Because only when we feel it can we heal it.
A Personal Story
There was a time in my life when I thought I had to always be positive—and if I wasn’t, it meant I lacked faith. “Choose faith over fear” was a mantra I repeated to myself like a lifeline. I truly believed that if I just focused on the good, the fear would go away.
But it didn’t.
Instead, my relentless focus on the positive only deepened my shame. The fear didn’t disappear; it just went underground, where it could scream more loudly in the dark. I thought I was being spiritual. I thought I was being strong. But what I was really doing was spiritually bypassing a scared, hurting part of me that desperately needed love—not a lecture.
It was only when I allowed myself to acknowledge the fear and treat it with kindness that something began to shift. I imagined the fear as a child inside me—panicked, unseen, desperate for safety. I stopped trying to silence her, and instead, I sat with her. I held her hand. I told her she wasn’t alone.
And then I did something that changed everything.

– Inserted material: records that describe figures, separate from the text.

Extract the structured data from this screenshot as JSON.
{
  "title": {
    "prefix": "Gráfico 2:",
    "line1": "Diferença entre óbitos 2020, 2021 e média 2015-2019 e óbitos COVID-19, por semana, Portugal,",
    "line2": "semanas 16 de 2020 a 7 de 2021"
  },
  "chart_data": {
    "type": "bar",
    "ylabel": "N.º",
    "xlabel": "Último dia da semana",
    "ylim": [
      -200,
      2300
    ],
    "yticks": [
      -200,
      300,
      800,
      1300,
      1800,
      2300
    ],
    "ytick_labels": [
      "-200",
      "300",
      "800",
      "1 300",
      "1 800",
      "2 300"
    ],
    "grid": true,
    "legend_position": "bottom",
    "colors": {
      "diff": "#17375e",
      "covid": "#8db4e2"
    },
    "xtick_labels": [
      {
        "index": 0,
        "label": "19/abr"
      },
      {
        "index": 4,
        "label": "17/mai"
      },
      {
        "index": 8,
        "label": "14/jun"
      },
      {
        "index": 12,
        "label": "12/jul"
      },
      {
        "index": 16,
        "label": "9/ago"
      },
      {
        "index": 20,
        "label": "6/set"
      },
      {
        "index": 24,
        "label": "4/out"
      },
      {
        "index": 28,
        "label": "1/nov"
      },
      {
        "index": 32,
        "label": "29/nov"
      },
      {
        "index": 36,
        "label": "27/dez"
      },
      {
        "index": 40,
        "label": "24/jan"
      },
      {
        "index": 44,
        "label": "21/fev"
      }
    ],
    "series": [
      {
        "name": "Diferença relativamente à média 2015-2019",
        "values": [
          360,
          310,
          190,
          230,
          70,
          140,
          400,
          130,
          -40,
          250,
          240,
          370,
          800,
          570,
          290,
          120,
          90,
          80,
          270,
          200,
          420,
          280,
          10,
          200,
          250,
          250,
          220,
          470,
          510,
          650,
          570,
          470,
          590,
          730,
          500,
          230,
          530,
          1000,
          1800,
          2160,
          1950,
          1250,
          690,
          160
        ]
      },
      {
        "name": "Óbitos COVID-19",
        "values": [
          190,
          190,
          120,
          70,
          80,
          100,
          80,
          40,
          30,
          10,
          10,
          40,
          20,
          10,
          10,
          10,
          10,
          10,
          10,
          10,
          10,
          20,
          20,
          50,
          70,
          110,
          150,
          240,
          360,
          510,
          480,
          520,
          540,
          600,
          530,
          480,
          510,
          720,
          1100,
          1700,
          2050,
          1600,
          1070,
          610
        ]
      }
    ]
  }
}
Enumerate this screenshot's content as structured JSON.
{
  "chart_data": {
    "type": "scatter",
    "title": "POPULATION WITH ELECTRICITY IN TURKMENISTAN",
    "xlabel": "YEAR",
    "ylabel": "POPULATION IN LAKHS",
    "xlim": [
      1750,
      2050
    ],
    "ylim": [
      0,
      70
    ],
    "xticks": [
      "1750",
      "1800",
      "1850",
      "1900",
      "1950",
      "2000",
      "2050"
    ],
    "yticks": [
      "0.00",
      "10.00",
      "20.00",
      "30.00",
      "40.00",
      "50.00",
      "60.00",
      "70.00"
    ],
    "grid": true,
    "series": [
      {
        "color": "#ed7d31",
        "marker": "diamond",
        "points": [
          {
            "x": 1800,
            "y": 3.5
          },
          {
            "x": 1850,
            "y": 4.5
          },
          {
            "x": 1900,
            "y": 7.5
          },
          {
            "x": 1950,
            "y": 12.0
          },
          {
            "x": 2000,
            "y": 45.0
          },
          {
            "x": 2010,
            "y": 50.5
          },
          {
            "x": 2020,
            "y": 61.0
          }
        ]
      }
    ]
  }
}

I introduced her to my God—the Great Goodness—and to the angels who walk with me. I let her know that she, too, was welcome in the circle of divine love. No part of me was too much. No emotion was unwelcome. Slowly, gently, that inner child began to calm. I had stopped trying to send her away. I had started loving her instead.
And that, for me, was the miracle.
The Invitation
So here is the invitation, and it is not for the faint of heart: Let us not bypass the hard parts. Let us turn toward the pain with the same reverence we turn toward the Divine. Because the Divine is in the pain too.

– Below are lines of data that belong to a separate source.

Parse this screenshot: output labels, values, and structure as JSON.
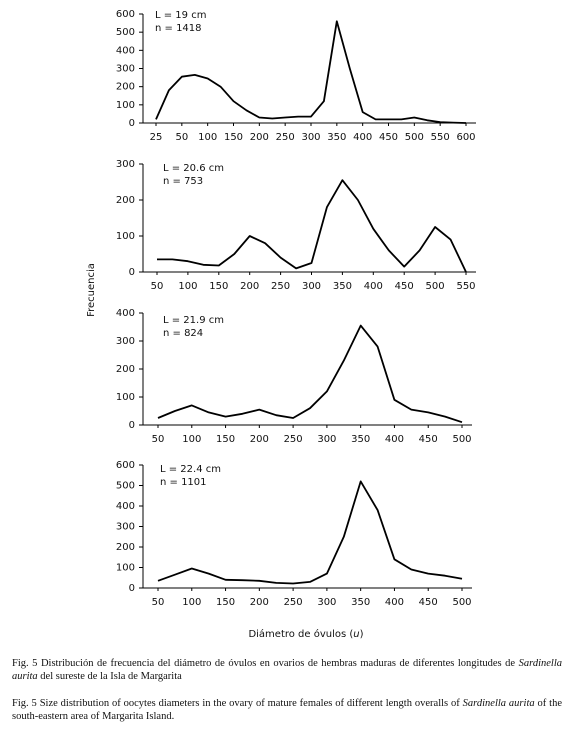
{
  "chart_data": [
    {
      "type": "line",
      "color": "#000000",
      "annotations": [
        "L = 19 cm",
        "n = 1418"
      ],
      "categories": [
        "25",
        null,
        "50",
        null,
        "100",
        null,
        "150",
        null,
        "200",
        null,
        "250",
        null,
        "300",
        null,
        "350",
        null,
        "400",
        null,
        "450",
        null,
        "500",
        null,
        "550",
        null,
        "600"
      ],
      "values": [
        20,
        180,
        255,
        265,
        245,
        200,
        120,
        70,
        30,
        25,
        30,
        35,
        35,
        120,
        560,
        300,
        60,
        20,
        20,
        20,
        30,
        15,
        5,
        2,
        0
      ],
      "ylim": [
        0,
        600
      ],
      "yticks": [
        0,
        100,
        200,
        300,
        400,
        500,
        600
      ]
    },
    {
      "type": "line",
      "color": "#000000",
      "annotations": [
        "L = 20.6 cm",
        "n = 753"
      ],
      "categories": [
        "50",
        null,
        "100",
        null,
        "150",
        null,
        "200",
        null,
        "250",
        null,
        "300",
        null,
        "350",
        null,
        "400",
        null,
        "450",
        null,
        "500",
        null,
        "550"
      ],
      "values": [
        35,
        35,
        30,
        20,
        18,
        50,
        100,
        80,
        40,
        10,
        25,
        180,
        255,
        200,
        120,
        60,
        15,
        60,
        125,
        90,
        0
      ],
      "ylim": [
        0,
        300
      ],
      "yticks": [
        0,
        100,
        200,
        300
      ]
    },
    {
      "type": "line",
      "color": "#000000",
      "annotations": [
        "L = 21.9 cm",
        "n = 824"
      ],
      "categories": [
        "50",
        null,
        "100",
        null,
        "150",
        null,
        "200",
        null,
        "250",
        null,
        "300",
        null,
        "350",
        null,
        "400",
        null,
        "450",
        null,
        "500"
      ],
      "values": [
        25,
        50,
        70,
        45,
        30,
        40,
        55,
        35,
        25,
        60,
        120,
        230,
        355,
        280,
        90,
        55,
        45,
        30,
        10
      ],
      "ylim": [
        0,
        400
      ],
      "yticks": [
        0,
        100,
        200,
        300,
        400
      ]
    },
    {
      "type": "line",
      "color": "#000000",
      "annotations": [
        "L = 22.4 cm",
        "n = 1101"
      ],
      "categories": [
        "50",
        null,
        "100",
        null,
        "150",
        null,
        "200",
        null,
        "250",
        null,
        "300",
        null,
        "350",
        null,
        "400",
        null,
        "450",
        null,
        "500"
      ],
      "values": [
        35,
        65,
        95,
        70,
        40,
        38,
        35,
        25,
        22,
        30,
        70,
        250,
        520,
        380,
        140,
        90,
        70,
        60,
        45
      ],
      "ylim": [
        0,
        600
      ],
      "yticks": [
        0,
        100,
        200,
        300,
        400,
        500,
        600
      ]
    }
  ],
  "y_label": "Frecuencia",
  "x_label": [
    "Diámetro de óvulos (",
    "u",
    ")"
  ],
  "caption_es": [
    "Fig. 5 Distribución de frecuencia del diámetro de óvulos en ovarios de hembras maduras de diferentes longitudes de ",
    "Sardinella aurita",
    " del sureste de la Isla de Margarita"
  ],
  "caption_en": [
    "Fig. 5 Size distribution of oocytes diameters in the ovary of mature females of different length overalls of ",
    "Sardinella aurita",
    " of the south-eastern area of  Margarita Island."
  ]
}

Let us practice self-compassion the way Kristin Neff teaches—with gentleness, mindfulness, and a recognition of our shared humanity. Let us meet our inner exiles the way Richard Schwartz invites us to—with curiosity and care, trusting that no part of us is beyond redemption.
Let us remember that incarnation is a gift—not something to get out of, but something to get into.
Let us live fully. Let us feel deeply. Let us be willing to love what is hard to love.
Because that’s where the miracles live.